An intention to teach righteous attitudes is not enough for the lesson to take place within a child, especially if a parent who is supposed to be setting an example of righteousness exemplifies antagonism, fury and annoyance, rather then exemplifying the righteousness in its true form as love, patience, understanding and compassion. Psychologists have proven through numerous studies that children learn through example set by adults around them. How then parents imploring punitive measures and hateful attitudes may expect their children to learn how to tell right from wrong? In that case, one may say that that type of a parent values not his or her child’s learning of a lesson but to prove his or her own selfish desire to be right. That said, however, this does not imply that a parent must not show a stern side when needed, there is a difference between being kind while being firm or stern and being mean while being angry and punitive.

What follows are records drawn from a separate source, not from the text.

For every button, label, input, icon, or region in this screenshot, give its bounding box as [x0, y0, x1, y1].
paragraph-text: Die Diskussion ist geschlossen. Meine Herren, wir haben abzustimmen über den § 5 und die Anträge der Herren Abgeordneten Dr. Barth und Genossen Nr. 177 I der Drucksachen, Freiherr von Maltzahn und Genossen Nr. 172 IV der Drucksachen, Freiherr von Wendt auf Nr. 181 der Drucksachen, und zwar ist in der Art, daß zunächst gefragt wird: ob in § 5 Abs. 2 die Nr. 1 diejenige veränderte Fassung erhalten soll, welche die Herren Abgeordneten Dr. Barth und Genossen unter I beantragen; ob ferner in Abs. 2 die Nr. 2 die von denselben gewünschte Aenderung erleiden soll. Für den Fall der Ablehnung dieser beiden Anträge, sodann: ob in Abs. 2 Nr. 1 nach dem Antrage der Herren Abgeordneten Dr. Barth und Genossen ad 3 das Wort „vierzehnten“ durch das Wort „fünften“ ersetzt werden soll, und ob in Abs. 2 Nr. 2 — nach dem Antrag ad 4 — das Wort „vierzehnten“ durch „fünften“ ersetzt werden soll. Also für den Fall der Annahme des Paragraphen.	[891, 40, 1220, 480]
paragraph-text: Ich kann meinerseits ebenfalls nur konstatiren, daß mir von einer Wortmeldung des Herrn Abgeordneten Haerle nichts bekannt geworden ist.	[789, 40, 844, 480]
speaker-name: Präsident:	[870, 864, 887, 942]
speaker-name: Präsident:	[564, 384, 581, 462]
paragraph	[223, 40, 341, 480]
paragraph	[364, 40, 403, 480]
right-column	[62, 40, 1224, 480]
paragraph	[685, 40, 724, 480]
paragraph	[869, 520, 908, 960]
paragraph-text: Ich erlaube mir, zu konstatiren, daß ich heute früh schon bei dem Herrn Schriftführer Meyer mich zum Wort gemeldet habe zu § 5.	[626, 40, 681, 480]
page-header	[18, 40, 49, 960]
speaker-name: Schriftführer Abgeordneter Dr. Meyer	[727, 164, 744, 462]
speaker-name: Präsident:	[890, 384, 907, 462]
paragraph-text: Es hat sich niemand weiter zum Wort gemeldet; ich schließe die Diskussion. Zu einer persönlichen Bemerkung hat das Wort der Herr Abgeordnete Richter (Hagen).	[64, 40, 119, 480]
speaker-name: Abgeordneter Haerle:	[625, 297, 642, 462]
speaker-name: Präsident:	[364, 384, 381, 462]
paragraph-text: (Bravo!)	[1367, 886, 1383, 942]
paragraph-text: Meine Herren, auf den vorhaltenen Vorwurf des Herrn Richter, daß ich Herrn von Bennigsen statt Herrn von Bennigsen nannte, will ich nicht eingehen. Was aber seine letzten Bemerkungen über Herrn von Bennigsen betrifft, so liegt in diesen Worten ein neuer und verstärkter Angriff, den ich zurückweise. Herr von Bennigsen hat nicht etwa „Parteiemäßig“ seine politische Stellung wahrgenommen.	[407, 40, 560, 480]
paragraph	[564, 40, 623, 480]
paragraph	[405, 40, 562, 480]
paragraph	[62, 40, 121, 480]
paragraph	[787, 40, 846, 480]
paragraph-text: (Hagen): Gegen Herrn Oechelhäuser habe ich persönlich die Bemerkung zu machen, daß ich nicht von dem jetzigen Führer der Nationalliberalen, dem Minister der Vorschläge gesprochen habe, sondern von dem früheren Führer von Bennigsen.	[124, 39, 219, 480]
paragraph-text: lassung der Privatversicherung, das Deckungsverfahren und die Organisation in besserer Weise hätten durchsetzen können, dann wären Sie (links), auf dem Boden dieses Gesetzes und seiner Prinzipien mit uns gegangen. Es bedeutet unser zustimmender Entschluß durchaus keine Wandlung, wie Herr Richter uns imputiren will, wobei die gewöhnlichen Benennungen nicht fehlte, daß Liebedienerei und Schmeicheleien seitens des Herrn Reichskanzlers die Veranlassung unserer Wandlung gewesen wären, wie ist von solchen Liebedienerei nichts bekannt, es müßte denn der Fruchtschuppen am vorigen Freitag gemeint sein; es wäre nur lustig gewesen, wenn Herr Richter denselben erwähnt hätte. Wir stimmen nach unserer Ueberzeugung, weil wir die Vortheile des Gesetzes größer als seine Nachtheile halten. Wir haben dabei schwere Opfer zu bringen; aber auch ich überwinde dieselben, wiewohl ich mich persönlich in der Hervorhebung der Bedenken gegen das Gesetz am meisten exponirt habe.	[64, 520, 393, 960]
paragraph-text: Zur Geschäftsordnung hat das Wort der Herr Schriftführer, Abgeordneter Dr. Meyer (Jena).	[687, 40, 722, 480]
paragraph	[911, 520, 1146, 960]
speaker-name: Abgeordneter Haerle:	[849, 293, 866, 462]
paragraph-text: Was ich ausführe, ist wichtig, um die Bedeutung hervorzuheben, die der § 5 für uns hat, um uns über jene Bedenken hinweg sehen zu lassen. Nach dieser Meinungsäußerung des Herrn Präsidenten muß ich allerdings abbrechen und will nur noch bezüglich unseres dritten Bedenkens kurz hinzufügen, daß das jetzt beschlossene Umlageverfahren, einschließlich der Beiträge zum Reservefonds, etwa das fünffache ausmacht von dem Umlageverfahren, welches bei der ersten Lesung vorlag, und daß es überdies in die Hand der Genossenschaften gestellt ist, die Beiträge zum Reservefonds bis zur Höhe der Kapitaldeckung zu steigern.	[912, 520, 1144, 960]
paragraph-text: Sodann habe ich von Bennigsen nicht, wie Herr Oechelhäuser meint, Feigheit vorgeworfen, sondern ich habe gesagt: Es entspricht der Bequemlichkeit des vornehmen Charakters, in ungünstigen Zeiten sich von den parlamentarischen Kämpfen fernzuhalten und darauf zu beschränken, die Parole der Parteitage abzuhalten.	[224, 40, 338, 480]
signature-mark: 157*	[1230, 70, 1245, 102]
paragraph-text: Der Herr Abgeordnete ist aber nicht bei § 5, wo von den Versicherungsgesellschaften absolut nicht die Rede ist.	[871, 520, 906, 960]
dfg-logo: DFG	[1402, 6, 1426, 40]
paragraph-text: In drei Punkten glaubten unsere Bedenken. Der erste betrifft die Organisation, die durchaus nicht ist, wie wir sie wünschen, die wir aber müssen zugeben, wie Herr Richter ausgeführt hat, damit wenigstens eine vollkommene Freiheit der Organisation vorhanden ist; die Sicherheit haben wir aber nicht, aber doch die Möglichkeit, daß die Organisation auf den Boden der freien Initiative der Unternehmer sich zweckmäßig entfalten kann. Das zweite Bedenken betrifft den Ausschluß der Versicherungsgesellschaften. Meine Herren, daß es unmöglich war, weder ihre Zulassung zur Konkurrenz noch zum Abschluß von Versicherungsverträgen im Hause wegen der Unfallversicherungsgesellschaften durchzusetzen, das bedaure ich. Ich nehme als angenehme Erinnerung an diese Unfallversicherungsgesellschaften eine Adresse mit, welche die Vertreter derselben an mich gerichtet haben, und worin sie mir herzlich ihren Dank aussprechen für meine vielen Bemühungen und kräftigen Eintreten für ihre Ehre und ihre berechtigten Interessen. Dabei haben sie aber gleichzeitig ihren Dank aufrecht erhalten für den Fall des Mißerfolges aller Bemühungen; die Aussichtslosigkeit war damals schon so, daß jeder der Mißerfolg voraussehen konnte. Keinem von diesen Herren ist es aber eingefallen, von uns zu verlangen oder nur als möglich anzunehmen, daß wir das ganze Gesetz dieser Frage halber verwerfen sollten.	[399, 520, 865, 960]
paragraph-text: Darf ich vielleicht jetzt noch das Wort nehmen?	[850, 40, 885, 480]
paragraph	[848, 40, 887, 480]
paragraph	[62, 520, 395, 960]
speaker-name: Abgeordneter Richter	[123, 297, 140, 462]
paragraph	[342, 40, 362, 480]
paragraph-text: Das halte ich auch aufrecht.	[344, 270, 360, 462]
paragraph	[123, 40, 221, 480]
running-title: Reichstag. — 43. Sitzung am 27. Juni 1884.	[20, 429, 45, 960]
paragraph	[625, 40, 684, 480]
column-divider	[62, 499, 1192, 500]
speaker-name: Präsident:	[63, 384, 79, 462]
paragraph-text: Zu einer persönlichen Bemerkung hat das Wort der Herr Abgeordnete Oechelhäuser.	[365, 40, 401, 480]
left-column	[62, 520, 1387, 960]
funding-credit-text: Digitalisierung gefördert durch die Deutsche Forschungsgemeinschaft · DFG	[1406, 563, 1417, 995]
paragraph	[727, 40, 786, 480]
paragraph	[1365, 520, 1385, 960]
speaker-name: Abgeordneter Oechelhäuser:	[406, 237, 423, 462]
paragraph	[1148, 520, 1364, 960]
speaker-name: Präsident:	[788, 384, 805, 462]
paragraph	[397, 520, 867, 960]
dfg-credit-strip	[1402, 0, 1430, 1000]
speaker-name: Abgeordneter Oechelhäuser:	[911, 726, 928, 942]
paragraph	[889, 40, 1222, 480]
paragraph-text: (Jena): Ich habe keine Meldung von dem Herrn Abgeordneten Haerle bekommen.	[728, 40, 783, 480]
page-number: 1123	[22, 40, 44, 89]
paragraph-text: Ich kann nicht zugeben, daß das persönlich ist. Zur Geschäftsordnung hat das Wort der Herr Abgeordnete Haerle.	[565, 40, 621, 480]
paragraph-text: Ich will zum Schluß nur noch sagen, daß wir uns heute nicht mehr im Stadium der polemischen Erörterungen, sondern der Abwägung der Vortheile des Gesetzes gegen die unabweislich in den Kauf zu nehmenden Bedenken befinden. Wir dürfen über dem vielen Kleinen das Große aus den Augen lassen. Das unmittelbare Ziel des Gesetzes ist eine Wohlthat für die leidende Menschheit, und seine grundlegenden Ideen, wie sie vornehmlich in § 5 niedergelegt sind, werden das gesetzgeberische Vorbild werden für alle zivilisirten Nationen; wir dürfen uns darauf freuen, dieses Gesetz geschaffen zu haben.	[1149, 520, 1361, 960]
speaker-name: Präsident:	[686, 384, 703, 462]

In the end, how can we expect the world to be kind, understanding, respectful and non-abusive when we treat our children in that exact manner. These children then grow up to be parents and treat their children the same – the punitive and angry ways they have learned from their own parents. Not surprising, then, that the anger and antagonism spreads beyond the familial place and into the world towards neighbors, acquaintances, countrymen and foreigners. No wonder then, also, that people implore the same behavior in the name of enforcing righteousness in the world around them through the use of such tools as anger, antagonism, punishment and force – all born out of a desire to prove one’s rightness and not to spread righteousness through the constructive tools of patience, acceptance, love – which, nevertheless, may be enforced through firm and stern behavior – with the desire to spread true righteousness that someone might become inspired by, that someone might feel accepted by, that someone might be changed by and will stop the cycle of hate, violence and punishment.